Monday, October 11, 2010

The story NPR would never read on the radio

So I was listening to the NPR one day, as is my wont. Fantasizing about Kai Ryssdal, most likely. And then! What was this? They were having a short story contest! The story must be very short - it would take only a minute to read aloud - and begin with the phrase "They said the house was haunted." It should end, naturally, with "and things were never the same again."

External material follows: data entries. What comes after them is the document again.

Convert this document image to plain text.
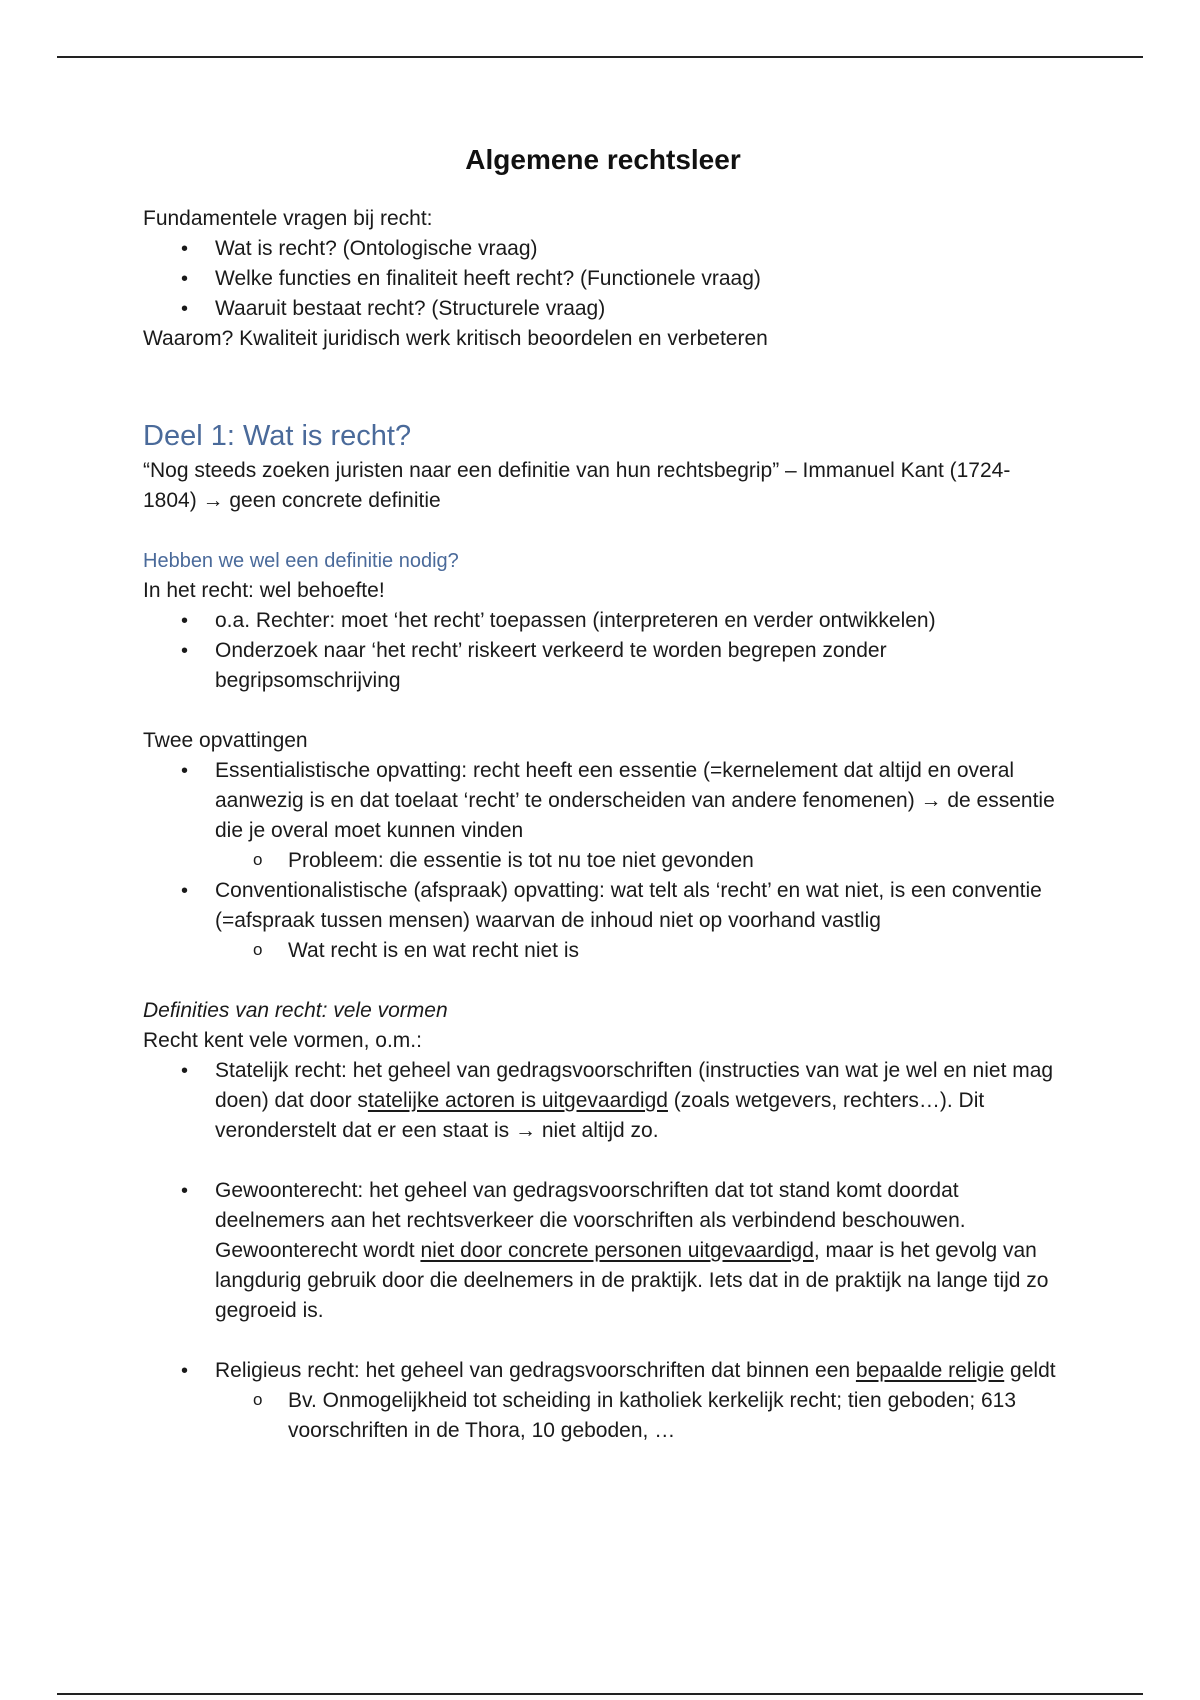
Algemene rechtsleer

Fundamentele vragen bij recht:

• Wat is recht? (Ontologische vraag)
• Welke functies en finaliteit heeft recht? (Functionele vraag)
• Waaruit bestaat recht? (Structurele vraag)

Waarom? Kwaliteit juridisch werk kritisch beoordelen en verbeteren

Deel 1: Wat is recht?

“Nog steeds zoeken juristen naar een definitie van hun rechtsbegrip” – Immanuel Kant (1724-1804) → geen concrete definitie

Hebben we wel een definitie nodig?

In het recht: wel behoefte!

• o.a. Rechter: moet ‘het recht’ toepassen (interpreteren en verder ontwikkelen)
• Onderzoek naar ‘het recht’ riskeert verkeerd te worden begrepen zonder begripsomschrijving

Twee opvattingen

• Essentialistische opvatting: recht heeft een essentie (=kernelement dat altijd en overal aanwezig is en dat toelaat ‘recht’ te onderscheiden van andere fenomenen) → de essentie die je overal moet kunnen vinden
o Probleem: die essentie is tot nu toe niet gevonden
• Conventionalistische (afspraak) opvatting: wat telt als ‘recht’ en wat niet, is een conventie (=afspraak tussen mensen) waarvan de inhoud niet op voorhand vastlig
o Wat recht is en wat recht niet is

Definities van recht: vele vormen

Recht kent vele vormen, o.m.:

• Statelijk recht: het geheel van gedragsvoorschriften (instructies van wat je wel en niet mag doen) dat door statelijke actoren is uitgevaardigd (zoals wetgevers, rechters…). Dit veronderstelt dat er een staat is → niet altijd zo.
• Gewoonterecht: het geheel van gedragsvoorschriften dat tot stand komt doordat deelnemers aan het rechtsverkeer die voorschriften als verbindend beschouwen. Gewoonterecht wordt niet door concrete personen uitgevaardigd, maar is het gevolg van langdurig gebruik door die deelnemers in de praktijk. Iets dat in de praktijk na lange tijd zo gegroeid is.
• Religieus recht: het geheel van gedragsvoorschriften dat binnen een bepaalde religie geldt
o Bv. Onmogelijkheid tot scheiding in katholiek kerkelijk recht; tien geboden; 613 voorschriften in de Thora, 10 geboden, …
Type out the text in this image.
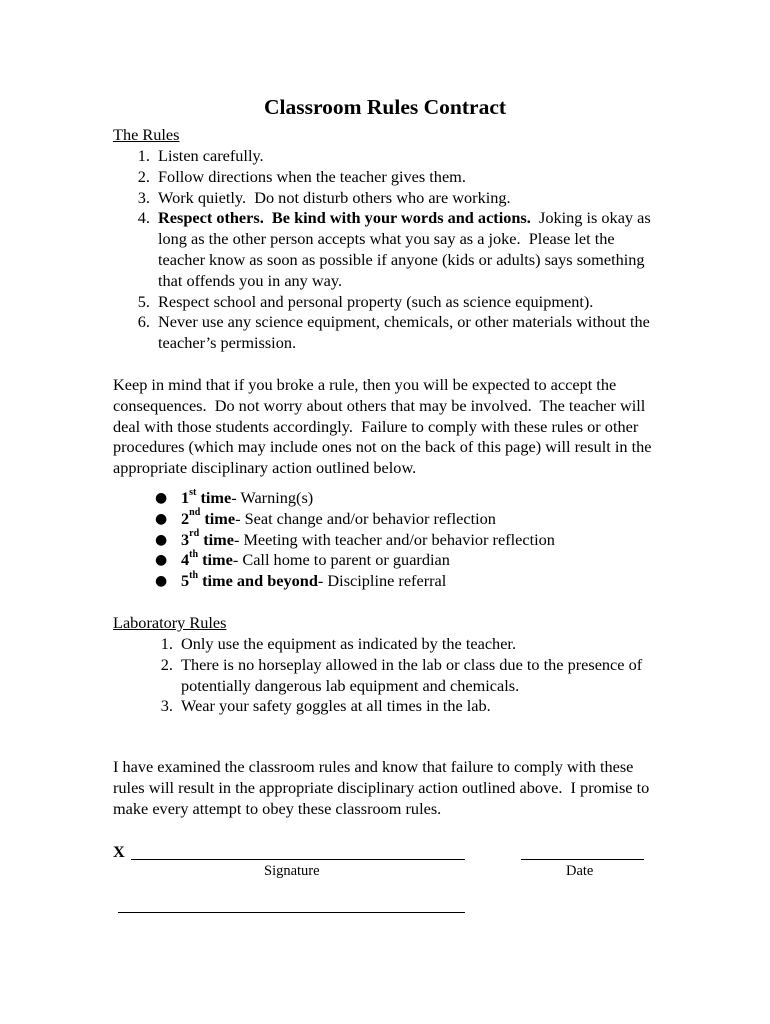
Classroom Rules Contract
The Rules
1. Listen carefully.
2. Follow directions when the teacher gives them.
3. Work quietly.  Do not disturb others who are working.
4. Respect others.  Be kind with your words and actions.  Joking is okay as long as the other person accepts what you say as a joke.  Please let the teacher know as soon as possible if anyone (kids or adults) says something that offends you in any way.
5. Respect school and personal property (such as science equipment).
6. Never use any science equipment, chemicals, or other materials without the teacher’s permission.
Keep in mind that if you broke a rule, then you will be expected to accept the consequences.  Do not worry about others that may be involved.  The teacher will deal with those students accordingly.  Failure to comply with these rules or other procedures (which may include ones not on the back of this page) will result in the appropriate disciplinary action outlined below.
● 1st time- Warning(s)
● 2nd time- Seat change and/or behavior reflection
● 3rd time- Meeting with teacher and/or behavior reflection
● 4th time- Call home to parent or guardian
● 5th time and beyond- Discipline referral
Laboratory Rules
1. Only use the equipment as indicated by the teacher.
2. There is no horseplay allowed in the lab or class due to the presence of potentially dangerous lab equipment and chemicals.
3. Wear your safety goggles at all times in the lab.
I have examined the classroom rules and know that failure to comply with these rules will result in the appropriate disciplinary action outlined above.  I promise to make every attempt to obey these classroom rules.
X
Signature	Date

I began to write feverishly, terrible idea after terrible idea blossoming on the page. Yes, it would be about a Japanese tentacle monster. But it would be a retired tentacle monster! There would be no schoolgirl molestation in this story, no sir. "I should check the rules," I thought. "To make sure there's nothing to disqualify me from this contest other than my own inclination to write things that can never be broadcast in public." I googled. I googled again. This contest was nowhere on the internets. Not NPR, not PRI, not KQED, not KQED's elderly disfigured cousin, KALW. Alas, the contest appeared to have disappeared. And yet, my story remained, dripping slightly. And so I present to you:

The Story NPR Would Never Read on the Radio Even If I Could Find Their Contest, Which I Cannot

They said the house was haunted. And it was. But it was also leased. It’s not like he was staying there illegally. Being on the right side of the law was very important to the tentacle monster. Rather, the retired tentacle monster. To clarify, he hadn’t retired his tentacles–there’s no way to rid yourself of your own ungainly, seeping limbs without taking yet more ungainly, seeping measures–but he was certainly finished lurking in deep-sea caves, crushing the hulls of schooners, and doing whatever he did at his last job, of which he rarely spoke.

“I was summering in Japan,” he’d say. He’d cough.
“Look, I thought we were making an art film. We all had tea after. The girls were very friendly. I still get Christmas cards.”
I picked at a scab on my wrist, avoiding several of his eyes.
“I didn’t plan on becoming the symbol for everything that’s weird about Japan,” he mumbled, curling a long semi-transparent tentacle around a die and tossing it in a perfect spinning arc. “Yahtzee.”

He never had visitors. I found him only after hearing a strange scratching emanating from the basement apartment. It came at odd hours, an unearthly echo. One night when the lights flickered out from a heavy rainstorm and the scratching filled my ears, I grabbed a dim flashlight and slowly walked down the steps. The door to the basement slid open, creaking, spilling out the dark within. I turned on my flashlight and there he was, a pile of overcooked pasta. The monster turned. “I was making an etching,” he said, showing me an exposed copper pipe. “It’s a schooner.” And nothing was ever the same again.